Book review: The Silkworm by Robert Galbraith (JK Rowling)

The Silkworm by Robert Galbraith
The Silkworm by Robert Galbraith

Yes, Robert Galbraith is really JK Rowling. Yes, JK is unfeasibly wealthy and ridiculously successful. And, yes, as a much poorer and less successful writer, I ought to ameliorate my jealousy by writing an excoriating review scraping away her technique to reveal a writer buoyed up by an adoring, Hollywood-fed public and hard-working editors. Sadly, I can’t, because this is bloody good. Rats! Rats and double and triple rats. This is really unfair.

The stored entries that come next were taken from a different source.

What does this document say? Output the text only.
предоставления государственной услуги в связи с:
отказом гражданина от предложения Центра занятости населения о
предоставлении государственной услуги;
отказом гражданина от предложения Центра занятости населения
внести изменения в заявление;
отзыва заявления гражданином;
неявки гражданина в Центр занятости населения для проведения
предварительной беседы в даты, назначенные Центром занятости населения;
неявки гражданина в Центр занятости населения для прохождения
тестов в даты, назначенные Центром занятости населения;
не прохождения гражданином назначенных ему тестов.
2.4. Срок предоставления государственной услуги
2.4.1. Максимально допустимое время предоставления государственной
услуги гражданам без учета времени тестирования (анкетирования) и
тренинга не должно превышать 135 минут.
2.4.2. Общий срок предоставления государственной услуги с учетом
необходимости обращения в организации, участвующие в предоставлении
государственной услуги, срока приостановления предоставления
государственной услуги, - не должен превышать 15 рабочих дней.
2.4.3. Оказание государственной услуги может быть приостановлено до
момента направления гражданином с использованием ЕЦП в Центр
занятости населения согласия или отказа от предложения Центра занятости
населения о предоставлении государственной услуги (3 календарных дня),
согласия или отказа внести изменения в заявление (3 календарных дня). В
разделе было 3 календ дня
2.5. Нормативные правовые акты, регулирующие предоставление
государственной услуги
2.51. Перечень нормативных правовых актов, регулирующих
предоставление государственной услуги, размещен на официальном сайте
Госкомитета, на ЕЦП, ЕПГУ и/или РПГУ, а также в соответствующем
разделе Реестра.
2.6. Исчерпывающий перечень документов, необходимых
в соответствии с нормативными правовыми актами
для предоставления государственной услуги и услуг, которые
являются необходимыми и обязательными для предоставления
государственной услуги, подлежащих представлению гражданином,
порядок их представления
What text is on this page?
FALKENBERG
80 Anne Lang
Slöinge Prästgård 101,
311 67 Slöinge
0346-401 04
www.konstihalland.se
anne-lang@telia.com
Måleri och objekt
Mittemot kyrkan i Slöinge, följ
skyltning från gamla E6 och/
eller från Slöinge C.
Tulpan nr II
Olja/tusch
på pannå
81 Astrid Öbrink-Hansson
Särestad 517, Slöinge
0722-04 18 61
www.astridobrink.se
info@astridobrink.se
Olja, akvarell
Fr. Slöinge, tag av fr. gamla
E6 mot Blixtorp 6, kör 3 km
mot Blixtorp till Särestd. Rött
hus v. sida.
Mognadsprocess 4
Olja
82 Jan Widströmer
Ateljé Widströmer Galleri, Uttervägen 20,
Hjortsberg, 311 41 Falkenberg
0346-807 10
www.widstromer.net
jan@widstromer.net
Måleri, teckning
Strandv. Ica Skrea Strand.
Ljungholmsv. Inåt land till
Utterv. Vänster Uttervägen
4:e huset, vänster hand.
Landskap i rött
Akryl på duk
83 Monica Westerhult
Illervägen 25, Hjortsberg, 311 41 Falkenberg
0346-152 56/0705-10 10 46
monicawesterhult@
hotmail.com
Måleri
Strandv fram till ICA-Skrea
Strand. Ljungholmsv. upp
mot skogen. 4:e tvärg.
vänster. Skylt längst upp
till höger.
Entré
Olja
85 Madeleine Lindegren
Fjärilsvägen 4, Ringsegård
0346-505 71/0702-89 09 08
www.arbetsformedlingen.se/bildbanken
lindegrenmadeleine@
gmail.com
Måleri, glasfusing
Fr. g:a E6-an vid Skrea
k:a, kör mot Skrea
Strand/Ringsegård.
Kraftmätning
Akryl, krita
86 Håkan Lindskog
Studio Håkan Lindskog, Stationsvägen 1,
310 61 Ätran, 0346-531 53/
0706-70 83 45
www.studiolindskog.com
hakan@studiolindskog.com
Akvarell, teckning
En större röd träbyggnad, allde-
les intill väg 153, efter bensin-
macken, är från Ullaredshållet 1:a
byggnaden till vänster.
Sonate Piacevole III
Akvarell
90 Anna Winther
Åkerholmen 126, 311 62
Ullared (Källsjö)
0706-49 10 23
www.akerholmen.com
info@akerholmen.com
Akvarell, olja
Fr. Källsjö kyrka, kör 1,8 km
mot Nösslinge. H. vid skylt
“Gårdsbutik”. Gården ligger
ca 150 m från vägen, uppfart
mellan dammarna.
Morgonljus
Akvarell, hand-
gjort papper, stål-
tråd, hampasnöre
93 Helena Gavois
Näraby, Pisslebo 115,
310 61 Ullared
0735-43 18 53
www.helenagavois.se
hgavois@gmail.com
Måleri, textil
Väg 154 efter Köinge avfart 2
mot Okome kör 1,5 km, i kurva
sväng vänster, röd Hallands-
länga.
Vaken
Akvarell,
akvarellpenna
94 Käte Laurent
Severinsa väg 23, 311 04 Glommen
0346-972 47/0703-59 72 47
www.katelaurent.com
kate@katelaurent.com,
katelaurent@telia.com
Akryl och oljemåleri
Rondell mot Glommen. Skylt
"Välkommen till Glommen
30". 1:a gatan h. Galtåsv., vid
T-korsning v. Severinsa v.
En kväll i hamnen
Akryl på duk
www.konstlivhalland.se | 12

At least with Dan Brown it is an easy matter to mock his success by citing his prose but, damnit, I can’t do that with JK; she can write.

All right, let’s abandon plan A. Here goes with Plan B: I am an early Rowling adopter. I read the second Harry Potter just after it came out, which puts me some way ahead of the fame bulldozer that began to shovel everything else out of the way once the film of the Philosopher’s Stone came out. I read each Potter thereafter as they came out, and loved them all (except number 5, of course, where all Harry does is SHOUT IN CAPITAL LETTERS). I admired how JK dealt with fame, vast amounts of money and the Scottish referendum, not to mention the efforts of some Christian apologists who really should have known better to paint her as the gateway to the occult and, in one dreadful case, imply that she is possessed by the devil (Michael O’Brien, what were you thinking?).

So, plan B: yay for JK! She writes, and well. She makes you (or at least me) want to keep turning the page well past my normal bedtime. Yes, the finger of writing fame seems to have got stuck at ROW for some reason that no one can really understand, but that is just the public appetite, no more explicable than the Marie Celeste or Kim Kardashian; it’s a phenomenon, as random and powerful as lightning and, for the recipient, possibly just as frightening. So all praise to JK for writing a riveting, pacy detective novel, with a wonderful sense of London (particularly for someone who lives in Edinburgh) and great characters.

Plan C: go out and read The Cuckoo’s Calling (but get it from the library – as a much less successful writer, I need the money more than JK does).